SALT LAKE CITY — About 90,000 Salt Lake County residents won't end up seeing a new charge on their property tax bills next year.
But that doesn't mean it won't come later.
The Greater Salt Lake Municipal Services District — the new agency formed in 2015 to provide services to Salt Lake County's metro townships and unincorporated areas — decided last week against starting to collect property taxes to help fund a backlog of road repairs and maintenance.
At least not yet.
Faced with pushback from some local leaders and residents concerned about a mounting list of tax hikes, the board of trustees voted to delay possible implementation of the new property tax charge until 2020 — but the service district's board members were clear it wasn't a question of whether the tax hike would happen, but when.
"Eventually, we're going to have to do it," said Kearns Metro Township Mayor Kelly Bush, a member of the service district's board of trustees. "But I don't think this year is the time to do it."
During last week's meeting, Bush argued against approving a 2019 tentative budget with the proposed tax hike, and instead lobbied for more community engagement and education before considering it again for 2020.
"I think people are absolutely overwhelmed with what taxes are coming at them," Bush said, referencing tax hikes from property value increases. "I think they've been hit hard."
She noted elderly residents on fixed incomes have been feeling especially "panicky."
"Maybe we could approach this differently and relook at it next year," Bush said.
Also not off the table next year is a new stormwater fee estimated to be about $8 a month — a fee that's up to the metro townships' officials and the Salt Lake County Council to decide whether to levy.
If approved, the property tax hike would give certain Salt Lake County residents — those living in metro townships and in unincorporated county areas — a brand-new property tax bill, on top of taxes already paid, estimated to be about $193 a year for a home with a taxable value of $272,000, according to the service district's estimates.
Last week, the service district's board made a slew of cuts to the 2019 budget to make up for the estimated $3 million of revenue the tax hike would have raked in. The board shifted $2.8 million previously allocated to the district's capital improvement budget, either from unused funds or previously canceled projects.

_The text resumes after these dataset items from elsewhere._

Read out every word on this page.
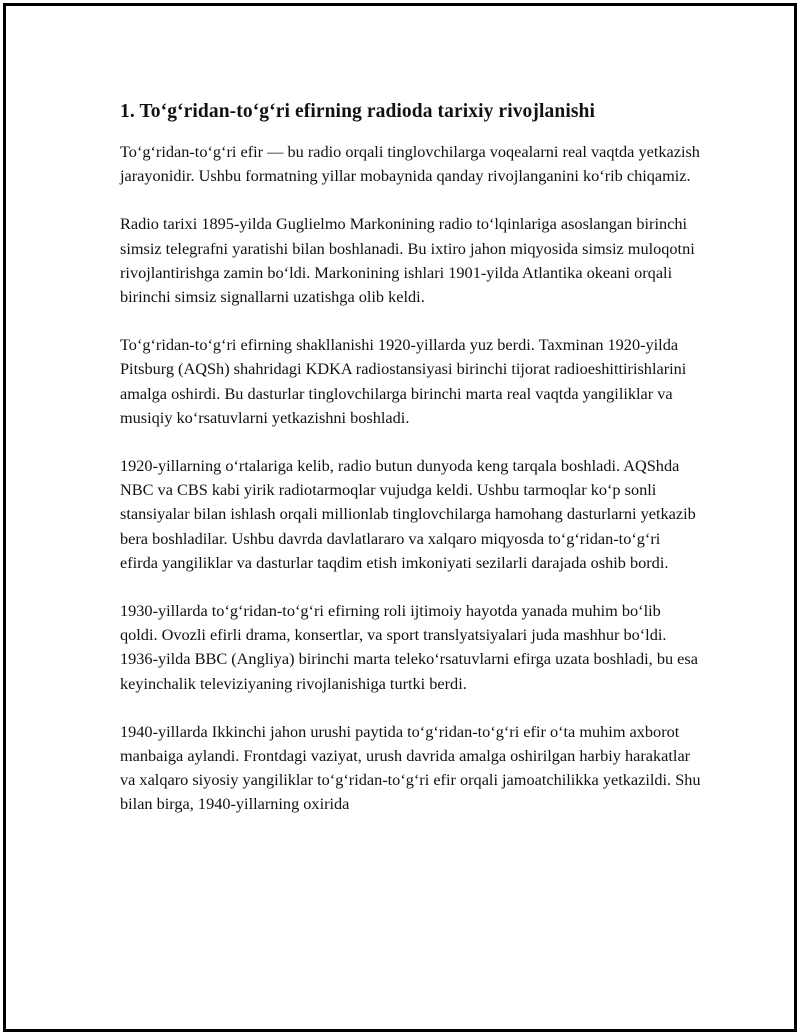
1. To‘g‘ridan-to‘g‘ri efirning radioda tarixiy rivojlanishi

To‘g‘ridan-to‘g‘ri efir — bu radio orqali tinglovchilarga voqealarni real vaqtda yetkazish jarayonidir. Ushbu formatning yillar mobaynida qanday rivojlanganini ko‘rib chiqamiz.

Radio tarixi 1895-yilda Guglielmo Markonining radio to‘lqinlariga asoslangan birinchi simsiz telegrafni yaratishi bilan boshlanadi. Bu ixtiro jahon miqyosida simsiz muloqotni rivojlantirishga zamin bo‘ldi. Markonining ishlari 1901-yilda Atlantika okeani orqali birinchi simsiz signallarni uzatishga olib keldi.

To‘g‘ridan-to‘g‘ri efirning shakllanishi 1920-yillarda yuz berdi. Taxminan 1920-yilda Pitsburg (AQSh) shahridagi KDKA radiostansiyasi birinchi tijorat radioeshittirishlarini amalga oshirdi. Bu dasturlar tinglovchilarga birinchi marta real vaqtda yangiliklar va musiqiy ko‘rsatuvlarni yetkazishni boshladi.

1920-yillarning o‘rtalariga kelib, radio butun dunyoda keng tarqala boshladi. AQShda NBC va CBS kabi yirik radiotarmoqlar vujudga keldi. Ushbu tarmoqlar ko‘p sonli stansiyalar bilan ishlash orqali millionlab tinglovchilarga hamohang dasturlarni yetkazib bera boshladilar. Ushbu davrda davlatlararo va xalqaro miqyosda to‘g‘ridan-to‘g‘ri efirda yangiliklar va dasturlar taqdim etish imkoniyati sezilarli darajada oshib bordi.

1930-yillarda to‘g‘ridan-to‘g‘ri efirning roli ijtimoiy hayotda yanada muhim bo‘lib qoldi. Ovozli efirli drama, konsertlar, va sport translyatsiyalari juda mashhur bo‘ldi. 1936-yilda BBC (Angliya) birinchi marta teleko‘rsatuvlarni efirga uzata boshladi, bu esa keyinchalik televiziyaning rivojlanishiga turtki berdi.

1940-yillarda Ikkinchi jahon urushi paytida to‘g‘ridan-to‘g‘ri efir o‘ta muhim axborot manbaiga aylandi. Frontdagi vaziyat, urush davrida amalga oshirilgan harbiy harakatlar va xalqaro siyosiy yangiliklar to‘g‘ridan-to‘g‘ri efir orqali jamoatchilikka yetkazildi. Shu bilan birga, 1940-yillarning oxirida
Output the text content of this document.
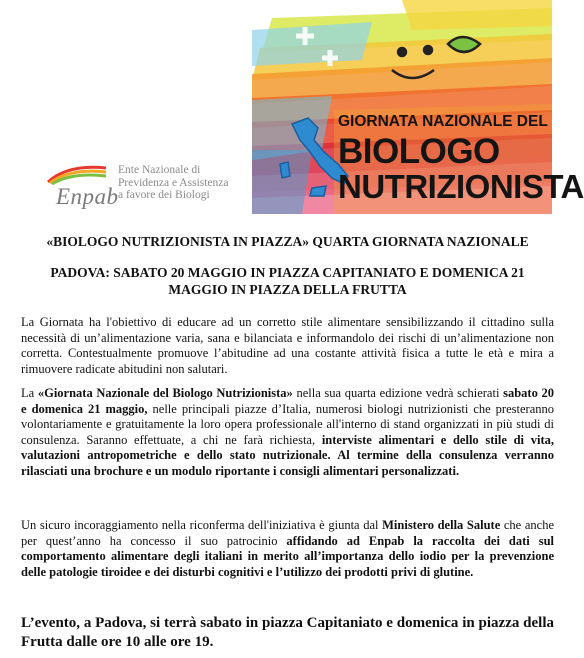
Enpab
Ente Nazionale di
Previdenza e Assistenza
a favore dei Biologi
GIORNATA NAZIONALE DEL
BIOLOGO
NUTRIZIONISTA
«BIOLOGO NUTRIZIONISTA IN PIAZZA» QUARTA GIORNATA NAZIONALE
PADOVA: SABATO 20 MAGGIO IN PIAZZA CAPITANIATO E DOMENICA 21 MAGGIO IN PIAZZA DELLA FRUTTA

La Giornata ha l'obiettivo di educare ad un corretto stile alimentare sensibilizzando il cittadino sulla necessità di un’alimentazione varia, sana e bilanciata e informandolo dei rischi di un’alimentazione non corretta. Contestualmente promuove l’abitudine ad una costante attività fisica a tutte le età e mira a rimuovere radicate abitudini non salutari.

La «Giornata Nazionale del Biologo Nutrizionista» nella sua quarta edizione vedrà schierati sabato 20 e domenica 21 maggio, nelle principali piazze d’Italia, numerosi biologi nutrizionisti che presteranno volontariamente e gratuitamente la loro opera professionale all'interno di stand organizzati in più studi di consulenza. Saranno effettuate, a chi ne farà richiesta, interviste alimentari e dello stile di vita, valutazioni antropometriche e dello stato nutrizionale. Al termine della consulenza verranno rilasciati una brochure e un modulo riportante i consigli alimentari personalizzati.

Un sicuro incoraggiamento nella riconferma dell'iniziativa è giunta dal Ministero della Salute che anche per quest’anno ha concesso il suo patrocinio affidando ad Enpab la raccolta dei dati sul comportamento alimentare degli italiani in merito all’importanza dello iodio per la prevenzione delle patologie tiroidee e dei disturbi cognitivi e l’utilizzo dei prodotti privi di glutine.

L’evento, a Padova, si terrà sabato in piazza Capitaniato e domenica in piazza della Frutta dalle ore 10 alle ore 19.
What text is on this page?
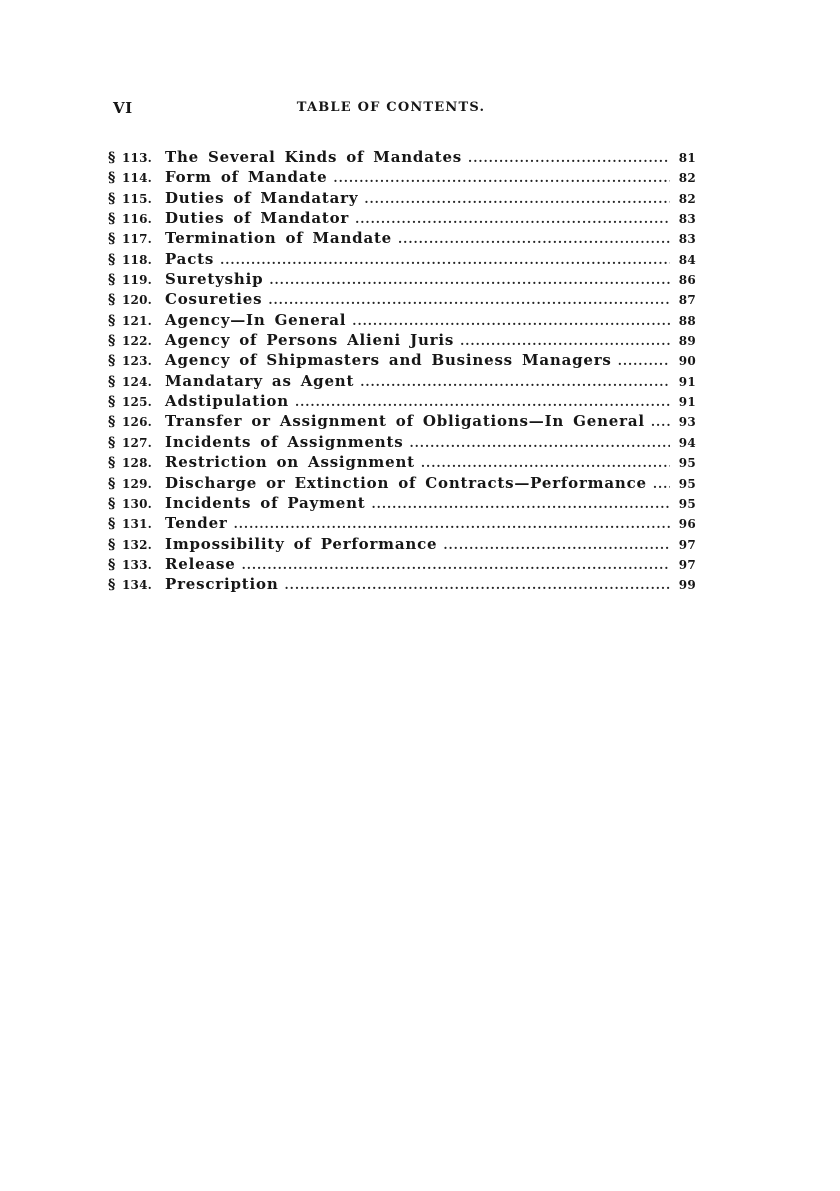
VI	TABLE OF CONTENTS.
§ 113. The Several Kinds of Mandates . . .	81
§ 114. Form of Mandate . . .	82
§ 115. Duties of Mandatary . . .	82
§ 116. Duties of Mandator . . .	83
§ 117. Termination of Mandate . . .	83
§ 118. Pacts . . .	84
§ 119. Suretyship . . .	86
§ 120. Cosureties . . .	87
§ 121. Agency—In General . . .	88
§ 122. Agency of Persons Alieni Juris . . .	89
§ 123. Agency of Shipmasters and Business Managers . . .	90
§ 124. Mandatary as Agent . . .	91
§ 125. Adstipulation . . .	91
§ 126. Transfer or Assignment of Obligations—In General . . .	93
§ 127. Incidents of Assignments . . .	94
§ 128. Restriction on Assignment . . .	95
§ 129. Discharge or Extinction of Contracts—Performance . . .	95
§ 130. Incidents of Payment . . .	95
§ 131. Tender . . .	96
§ 132. Impossibility of Performance . . .	97
§ 133. Release . . .	97
§ 134. Prescription . . .	99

The board also slimmed down a $19.3 million request from the district's public works department to about $14.8 million — still about double the department's previous year's budget. However, the board approved additional money in an effort to start funding needed infrastructure projects.
Additionally, the tentative budget the board adopted also contemplates the property tax hike — as well as the stormwater fee — will pass and start bringing in revenue in 2020.
But even then, the municipal service district will be functioning on a budget with a downward slope.7 comments on this story
That's because even if both the property tax hike and the stormwater fee are approved, the service district is still projected to balance its budget by pulling revenue out of its rainy day fund over the next five years.
"We're structurally out of balance," said Bart Barker, the district's general manager, on Monday, adding that the district will be "hard pressed" to continue on the same trajectory beyond those five years.
"That means some decisions need to be made down the road," Barker added, noting that the district may need to also look into implementing a utility tax. "But that's for a future discussion."